Indeed, the State Department’s 2008 Human Rights Report on China, published on February 25 of this year, describes China's population control program as sharply coercive.
"The government continued its coercive birth limitation policy, in some cases resulting in forced abortion or forced sterilization," said the State Department.
"Those who violated the child limit policy by having an unapproved child or helping another do so faced disciplinary measures such as social compensation fees, job loss or demotion, loss of promotion opportunity, expulsion from the party (membership in which was an unofficial requirement for certain jobs), and other administrative punishments, including in some cases the destruction of private property," said the State Department. "In the case of families that already had two children, one parent was often pressured to undergo sterilization.

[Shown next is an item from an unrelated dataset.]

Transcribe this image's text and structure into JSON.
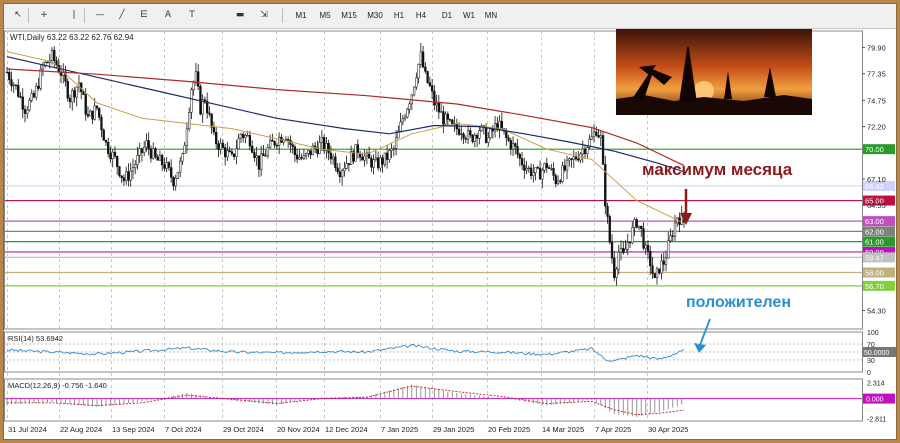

The penalties sometimes left women with little practical choice but to undergo abortion or sterilization."
One Chinese woman's case, according to the State Deparment, ended with Chinese officials killing a child who had just been born.
"In March family-planning officials in Henan Province reportedly forcibly detained a 23-year-old unmarried woman who was seven months pregnant," said the State Department. "Officials reportedly tied her to a bed, induced labor, and killed the newborn upon delivery."
According to its annual report, UNFPA spent more than 66 percent of its 2008 Asia budget on “reproductive health."
“(N)o one is saying that the UNFPA office staffer in Sihui County is actually out there doing abortions, but does he know about them? Is he complicit? Does he work with the family planning authorities?” Mosher asked.
“Do they know what the quotas are, the targets? Do they know that women are arrested and (undergo abortions) sometimes in the eighth and ninth months of pregnancy? Of course they know. Are they funding the program? Of course they are.”
Former Secretary of State Colin Powell made similar findings when he sent a fact-finding mission to China in May 2002, saying, UNFPA’s “support of, and involvement in, China's population-planning activities allows the Chinese government to implement more effectively its program of coercive abortion.”
The UNFPA's Craven said: “(W)e are absolutely delighted that the United States has come back as a funding partner and joined the 180 other countries around the world that support (us).”
The $50 million from the omnibus bill makes the United States one of the top UNFPA donors, along with the Netherlands, Norway, and Sweden.